WASHINGTON, Feb. 7 (Xinhua) -- U.S. Secretary of State Mike Pompeo on Thursday met with Saudi Minister of State for Foreign Affairs Adel al-Jubeir on bilateral ties and the death of Saudi journalist, Jamal Khashoggi, as the congressional deadline for the White House to submit an investigation report on his death was near.
According to a statement issued by the State Department's deputy spokesperson Robert Palladino, during their meeting, Pompeo thanked the Saudi official for his nation's "continued partnership with the United States across many regional and bilateral priorities."
Regarding the case of Khashoggi, the two diplomats "agreed on the importance of Saudi Arabia continuing its investigation into the murder of Jamal Khashoggi in a credible and transparent manner, and holding all of those involved accountable," the statement read.
On Yemen, they reiterated their support for UN Special Envoy Martin Griffiths' efforts to advance the political process, and the need for Yemen's government and the Houthis to swiftly implement agreements reached in Sweden.
Apart from the meeting, seven senators from both parties on Thursday renewed their push for the Trump administration to determine the persons responsible for the journalist's death before the deadline and punish the Saudi side for its alleged roles in the Khashoggi case and the high civilian casualties in Yemen.
In a joint statement, they urged the Trump administration to submit a report to the Senate on Khashoggi's murder to determine whether Saudi Crown Prince Mohamed bin Salman has been involved personally and whether the Trump administration intends to impose sanctions on anyone that is responsible.
These senators, including President Donald Trump's close ally Lindsey Graham, also said that they had introduced the Saudi Arabia Accountability and Yemen Act of 2019, a "comprehensive legislation to hold Saudi Arabia accountable" for the death of Khashoggi, and the Saudi-led coalition "for its role in the devastating conflict in Yemen."
The bill prohibited certain arms sales to Saudi Arabia, as well as in-flight refueling of Saudi coalition aircraft, according to the statement.
The statement added that the legislation "also comes on the heels of a CNN investigation about U.S.-made military equipment sold to Saudi Arabia and the United Arab Emirates ending up in the hands of Al-Qaeda and other adversaries of the United States."
"Seeing as the Trump administration has no intention of insisting on full accountability for Mr.

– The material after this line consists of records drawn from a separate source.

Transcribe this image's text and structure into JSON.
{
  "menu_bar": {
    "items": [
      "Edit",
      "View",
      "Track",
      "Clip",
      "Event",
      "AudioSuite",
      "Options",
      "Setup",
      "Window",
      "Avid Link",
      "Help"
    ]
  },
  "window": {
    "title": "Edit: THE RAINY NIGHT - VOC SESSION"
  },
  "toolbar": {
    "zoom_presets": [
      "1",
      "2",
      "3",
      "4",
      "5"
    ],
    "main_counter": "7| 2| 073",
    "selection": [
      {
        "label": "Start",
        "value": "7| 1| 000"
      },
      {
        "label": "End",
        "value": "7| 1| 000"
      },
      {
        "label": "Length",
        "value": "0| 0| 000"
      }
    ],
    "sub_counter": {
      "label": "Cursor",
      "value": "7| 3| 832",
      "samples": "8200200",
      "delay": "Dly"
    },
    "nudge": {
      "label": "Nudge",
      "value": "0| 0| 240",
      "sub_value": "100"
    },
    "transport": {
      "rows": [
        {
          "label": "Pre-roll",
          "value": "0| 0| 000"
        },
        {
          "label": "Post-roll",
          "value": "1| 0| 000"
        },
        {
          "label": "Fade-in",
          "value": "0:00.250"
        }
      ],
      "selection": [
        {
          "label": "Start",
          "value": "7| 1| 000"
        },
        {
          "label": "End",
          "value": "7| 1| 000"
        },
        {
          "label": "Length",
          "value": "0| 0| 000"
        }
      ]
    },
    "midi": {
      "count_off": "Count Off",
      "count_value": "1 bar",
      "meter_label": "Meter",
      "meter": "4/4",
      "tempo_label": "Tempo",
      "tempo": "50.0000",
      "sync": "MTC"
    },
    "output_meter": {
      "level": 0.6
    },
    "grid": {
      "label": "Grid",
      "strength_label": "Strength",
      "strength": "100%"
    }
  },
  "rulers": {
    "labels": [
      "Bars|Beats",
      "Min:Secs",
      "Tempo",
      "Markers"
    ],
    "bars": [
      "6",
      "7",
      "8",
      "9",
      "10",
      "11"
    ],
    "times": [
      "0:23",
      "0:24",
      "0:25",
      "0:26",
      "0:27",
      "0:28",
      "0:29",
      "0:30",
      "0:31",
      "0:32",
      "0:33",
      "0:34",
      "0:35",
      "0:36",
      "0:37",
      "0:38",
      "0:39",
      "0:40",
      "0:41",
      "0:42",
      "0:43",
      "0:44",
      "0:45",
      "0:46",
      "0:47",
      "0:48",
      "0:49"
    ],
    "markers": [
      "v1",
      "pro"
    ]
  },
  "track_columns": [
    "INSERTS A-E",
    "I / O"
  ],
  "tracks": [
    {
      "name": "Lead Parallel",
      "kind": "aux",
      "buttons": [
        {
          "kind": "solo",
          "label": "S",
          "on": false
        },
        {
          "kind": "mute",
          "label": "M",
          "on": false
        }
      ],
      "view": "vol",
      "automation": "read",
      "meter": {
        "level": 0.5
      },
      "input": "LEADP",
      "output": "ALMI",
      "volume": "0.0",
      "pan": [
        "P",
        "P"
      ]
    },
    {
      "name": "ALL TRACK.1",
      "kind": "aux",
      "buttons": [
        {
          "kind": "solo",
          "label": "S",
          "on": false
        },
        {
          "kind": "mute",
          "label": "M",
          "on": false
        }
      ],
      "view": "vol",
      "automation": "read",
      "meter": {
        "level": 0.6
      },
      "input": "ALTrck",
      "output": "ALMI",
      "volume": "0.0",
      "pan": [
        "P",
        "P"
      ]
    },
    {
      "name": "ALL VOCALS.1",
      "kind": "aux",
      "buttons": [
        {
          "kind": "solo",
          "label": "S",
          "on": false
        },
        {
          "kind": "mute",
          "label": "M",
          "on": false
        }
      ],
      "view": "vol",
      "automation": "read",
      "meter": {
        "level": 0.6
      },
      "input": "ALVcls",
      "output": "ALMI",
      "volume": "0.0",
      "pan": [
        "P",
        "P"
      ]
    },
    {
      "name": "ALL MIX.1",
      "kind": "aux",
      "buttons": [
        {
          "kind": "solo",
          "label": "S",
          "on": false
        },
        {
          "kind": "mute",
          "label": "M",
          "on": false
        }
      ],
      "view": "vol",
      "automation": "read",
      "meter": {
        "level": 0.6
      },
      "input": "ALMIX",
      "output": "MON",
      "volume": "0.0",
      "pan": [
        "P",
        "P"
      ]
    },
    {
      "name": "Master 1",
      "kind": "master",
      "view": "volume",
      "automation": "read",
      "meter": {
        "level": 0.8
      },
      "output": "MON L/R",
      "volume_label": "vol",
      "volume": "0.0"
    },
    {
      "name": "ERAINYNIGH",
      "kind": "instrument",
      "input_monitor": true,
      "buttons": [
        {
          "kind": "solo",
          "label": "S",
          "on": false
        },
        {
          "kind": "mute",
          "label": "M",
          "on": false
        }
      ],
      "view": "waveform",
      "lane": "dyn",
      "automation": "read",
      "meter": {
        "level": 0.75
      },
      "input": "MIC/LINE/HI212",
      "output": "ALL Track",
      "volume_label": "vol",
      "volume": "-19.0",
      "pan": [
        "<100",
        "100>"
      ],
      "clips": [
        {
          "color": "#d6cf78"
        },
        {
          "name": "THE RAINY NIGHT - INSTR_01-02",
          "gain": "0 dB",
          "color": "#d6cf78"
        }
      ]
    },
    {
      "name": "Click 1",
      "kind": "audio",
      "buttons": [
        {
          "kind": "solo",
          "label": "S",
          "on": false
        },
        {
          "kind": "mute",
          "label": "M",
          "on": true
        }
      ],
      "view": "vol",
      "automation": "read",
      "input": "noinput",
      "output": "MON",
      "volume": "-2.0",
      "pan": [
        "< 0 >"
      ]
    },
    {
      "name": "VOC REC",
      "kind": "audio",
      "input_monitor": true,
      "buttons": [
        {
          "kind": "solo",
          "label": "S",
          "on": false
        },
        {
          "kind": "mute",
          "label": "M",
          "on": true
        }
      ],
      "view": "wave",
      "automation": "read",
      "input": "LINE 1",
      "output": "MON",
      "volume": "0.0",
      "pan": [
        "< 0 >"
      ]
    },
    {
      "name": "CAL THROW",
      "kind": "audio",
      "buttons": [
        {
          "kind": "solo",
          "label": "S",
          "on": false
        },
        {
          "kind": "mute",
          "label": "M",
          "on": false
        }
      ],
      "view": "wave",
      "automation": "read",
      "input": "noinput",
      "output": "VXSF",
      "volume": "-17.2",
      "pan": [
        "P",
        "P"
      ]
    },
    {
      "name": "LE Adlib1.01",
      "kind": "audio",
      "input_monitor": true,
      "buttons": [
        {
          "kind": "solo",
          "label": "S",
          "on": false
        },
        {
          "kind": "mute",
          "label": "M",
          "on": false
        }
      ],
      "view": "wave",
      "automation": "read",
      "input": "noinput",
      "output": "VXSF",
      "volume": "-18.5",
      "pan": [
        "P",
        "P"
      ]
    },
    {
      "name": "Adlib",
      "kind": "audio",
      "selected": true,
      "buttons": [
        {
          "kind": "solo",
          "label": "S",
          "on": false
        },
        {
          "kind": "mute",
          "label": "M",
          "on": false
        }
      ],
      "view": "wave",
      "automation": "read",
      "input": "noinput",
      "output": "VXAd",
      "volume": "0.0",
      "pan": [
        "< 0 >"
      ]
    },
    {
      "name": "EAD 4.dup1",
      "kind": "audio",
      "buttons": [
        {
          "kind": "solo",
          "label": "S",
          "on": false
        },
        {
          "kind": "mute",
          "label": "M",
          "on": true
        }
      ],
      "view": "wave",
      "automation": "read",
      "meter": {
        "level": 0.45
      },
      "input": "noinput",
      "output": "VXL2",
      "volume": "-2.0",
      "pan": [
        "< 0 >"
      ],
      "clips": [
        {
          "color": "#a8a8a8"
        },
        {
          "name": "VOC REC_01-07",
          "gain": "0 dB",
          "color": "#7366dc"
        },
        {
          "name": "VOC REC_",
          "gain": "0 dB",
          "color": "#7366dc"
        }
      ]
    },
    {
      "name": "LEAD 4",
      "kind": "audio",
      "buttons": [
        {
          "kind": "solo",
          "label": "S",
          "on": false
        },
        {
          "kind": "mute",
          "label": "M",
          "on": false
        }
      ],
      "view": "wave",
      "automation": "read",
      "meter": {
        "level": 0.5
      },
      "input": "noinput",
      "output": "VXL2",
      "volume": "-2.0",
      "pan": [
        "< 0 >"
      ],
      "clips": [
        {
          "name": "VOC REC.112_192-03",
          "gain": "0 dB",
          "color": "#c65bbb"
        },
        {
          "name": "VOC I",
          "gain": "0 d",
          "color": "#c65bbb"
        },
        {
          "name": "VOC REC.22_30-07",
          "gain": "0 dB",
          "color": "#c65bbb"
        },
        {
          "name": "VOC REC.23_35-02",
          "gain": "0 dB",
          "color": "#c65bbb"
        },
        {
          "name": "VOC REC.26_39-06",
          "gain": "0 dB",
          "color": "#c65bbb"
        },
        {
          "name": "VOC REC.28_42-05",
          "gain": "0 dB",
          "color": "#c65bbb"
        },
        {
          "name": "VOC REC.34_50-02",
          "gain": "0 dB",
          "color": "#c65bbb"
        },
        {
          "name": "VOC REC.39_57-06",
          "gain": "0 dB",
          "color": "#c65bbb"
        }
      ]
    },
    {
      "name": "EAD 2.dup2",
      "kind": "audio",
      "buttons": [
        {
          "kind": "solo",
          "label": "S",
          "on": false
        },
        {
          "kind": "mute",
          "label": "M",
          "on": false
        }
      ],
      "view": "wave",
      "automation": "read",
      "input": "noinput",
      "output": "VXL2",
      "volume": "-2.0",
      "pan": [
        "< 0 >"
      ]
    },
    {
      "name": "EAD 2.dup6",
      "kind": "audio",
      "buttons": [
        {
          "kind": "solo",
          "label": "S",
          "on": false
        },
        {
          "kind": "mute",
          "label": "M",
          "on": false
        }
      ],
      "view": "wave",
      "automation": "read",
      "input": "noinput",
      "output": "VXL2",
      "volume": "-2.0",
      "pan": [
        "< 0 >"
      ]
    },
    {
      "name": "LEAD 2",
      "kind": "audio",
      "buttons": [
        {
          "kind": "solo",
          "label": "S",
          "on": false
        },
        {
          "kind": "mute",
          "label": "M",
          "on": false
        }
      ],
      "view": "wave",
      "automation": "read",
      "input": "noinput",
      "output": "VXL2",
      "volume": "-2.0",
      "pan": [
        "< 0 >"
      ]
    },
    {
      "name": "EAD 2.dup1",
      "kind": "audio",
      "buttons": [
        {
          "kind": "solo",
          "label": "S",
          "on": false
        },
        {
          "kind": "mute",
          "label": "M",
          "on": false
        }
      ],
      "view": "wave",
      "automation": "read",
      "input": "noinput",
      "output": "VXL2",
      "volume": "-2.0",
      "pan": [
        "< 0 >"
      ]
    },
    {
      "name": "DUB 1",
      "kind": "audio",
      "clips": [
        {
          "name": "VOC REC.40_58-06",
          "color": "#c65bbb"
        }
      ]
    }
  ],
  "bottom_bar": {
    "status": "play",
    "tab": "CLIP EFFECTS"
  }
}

Khashoggi's murderers, it is time for Congress to step in and impose real consequences to fundamentally reexamine our relationship with the Kingdom of Saudi Arabia and with the Saudi-led coalition in Yemen," said Senator Robert Menendez in the statement. "We will not accept the killings of more civilians and journalists with impunity and without consequence."
Also on Thursday, a UN-led team investigating the Khashoggi case said that evidence pointed to a "brutal and premeditated" crime "planned and perpetrated" by Saudi officials.
Agnes Callamard, UN special rapporteur for extrajudicial summary or arbitrary executions, accused Saudi officials of having "seriously undermined" and delayed Turkey's investigation of the crime scene.
Khashoggi went missing on Oct. 2 last year after entering the Saudi consulate in Istanbul to obtain paperwork he needed to marry his fiancee. The Saudi authorities said he died in a "brawl" in the consulate, and denied that the Saudi crown prince had ordered the killing.
After releasing the results of its initial investigation, the Saudi Public Prosecution announced that 18 Saudis were arrested for their alleged connections with the killing.
The U.S. Congress has urged a thorough investigation into his death, and threatened to take more actions against Saudi Arabia.
However, the Trump administration has been reluctant to further punish the Saudi government. Trump has said that he would stand with the Saudi Arabian crown prince despite the death of Khashoggi, and Pompeo said that the death of Khashoggi has "heightened the Capitol Hill caterwauling and media pile-on."